La Periodizzazione Tattica coincide con l'allenamento basato sul gioco?+
No. L'allenamento basato sul gioco indica genericamente l'utilizzo di situazioni di gioco e partitelle. La Periodizzazione Tattica stabilisce inoltre con precisione quali forme di gioco proporre in ogni specifico giorno della settimana, con quale dominante di carico fisico-cognitivo e con la condizione imprescindibile che ogni proposta alleni un principio definito del modello di gioco.
È necessaria la figura del preparatore atletico?+
Seguendo rigidamente la teoria originaria no. Nel calcio professionistico contemporaneo, tuttavia, la maggior parte delle società integra programmi individuali di forza, prevenzione infortuni e lavoro mirato all'esterno del morfociclo.
Funziona anche nel settore giovanile?+
Frade non ha mai approfondito formalmente l'attività giovanile. I presupposti concettuali – modello di gioco, principi chiari, situazioni brevi a massima concentrazione e coerenza settimanale – sono perfettamente esportabili. Il morfociclo completo su sette giorni, invece, non lo è.
Quali allenatori utilizzano la Periodizzazione Tattica?+
Tra i profili più celebri: José Mourinho, André Villas-Boas, Leonardo Jardim, Vítor Pereira, Nuno Espírito Santo, Carlos Carvalhal e Marco Silva. Quasi tutti vantano un percorso formativo legato all'Università di Porto o direttamente al FC Porto.
Dove è possibile approfondire il metodo?+
La Facoltà di Scienze Motorie dell'Università di Porto (FADEUP) ne rappresenta la culla accademica.

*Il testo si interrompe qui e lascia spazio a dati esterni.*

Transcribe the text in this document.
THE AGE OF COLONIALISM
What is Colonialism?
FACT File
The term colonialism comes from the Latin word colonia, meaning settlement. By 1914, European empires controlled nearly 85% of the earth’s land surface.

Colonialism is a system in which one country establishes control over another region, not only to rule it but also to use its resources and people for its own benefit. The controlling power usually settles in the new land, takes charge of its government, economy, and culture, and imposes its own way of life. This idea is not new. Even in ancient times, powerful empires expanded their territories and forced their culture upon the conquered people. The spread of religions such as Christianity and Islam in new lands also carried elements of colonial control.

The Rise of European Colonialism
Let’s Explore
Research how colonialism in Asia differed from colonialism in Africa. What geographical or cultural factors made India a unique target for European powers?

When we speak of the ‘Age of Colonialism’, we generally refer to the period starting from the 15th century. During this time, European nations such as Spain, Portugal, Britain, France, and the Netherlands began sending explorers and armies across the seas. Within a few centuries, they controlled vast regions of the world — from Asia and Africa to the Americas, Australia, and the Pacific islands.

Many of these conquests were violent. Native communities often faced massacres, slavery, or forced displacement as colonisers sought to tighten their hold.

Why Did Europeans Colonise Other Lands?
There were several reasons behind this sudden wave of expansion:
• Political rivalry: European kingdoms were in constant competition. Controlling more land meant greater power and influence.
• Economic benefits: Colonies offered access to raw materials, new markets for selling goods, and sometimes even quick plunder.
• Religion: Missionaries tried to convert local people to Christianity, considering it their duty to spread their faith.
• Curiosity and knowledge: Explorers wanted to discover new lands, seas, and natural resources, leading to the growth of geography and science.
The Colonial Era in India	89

I testi di riferimento internazionali più accessibili sono disponibili prevalentemente in lingua inglese e portoghese.

Fonti e approfondimenti

  • Xavier Tamarit: What is Tactical Periodization? – l'introduzione più lineare e divulgativa, scritta da un tecnico formatosi a contatto diretto con il metodo.
  • Pedro Mendonça: Tactical Periodization: A Proven Successful Training Model – taglio pragmatico, completo di esempi operativi settimanali.
  • Javier Mallo: Complex Football: From Seirul·lo's Structured Training to Frade's Tactical Periodization – confronto critico tra la scuola portoghese e quella catalana, prezioso per inquadrare le diverse metodologie.
  • Tesi di laurea della Faculdade de Desporto da Universidade do Porto (FADEUP), prevalentemente in portoghese – la documentazione primaria del pensiero di Frade.
  • Interviste a José Mourinho, Rui Faria e André Villas-Boas sulla metodologia dell'allenamento, pubblicate su varie testate sportive internazionali a partire dal 2004.

Nota sulle fonti: Vítor Frade ha pubblicato pochissimo in prima persona. Molte delle nozioni illustrate in questo articolo provengono da letteratura secondaria dei suoi allievi. Nei punti in cui le testimonianze divergono – ad esempio sull'esatta assegnazione dei carichi nei giorni del morfociclo – abbiamo selezionato la variante più ampiamente condivisa.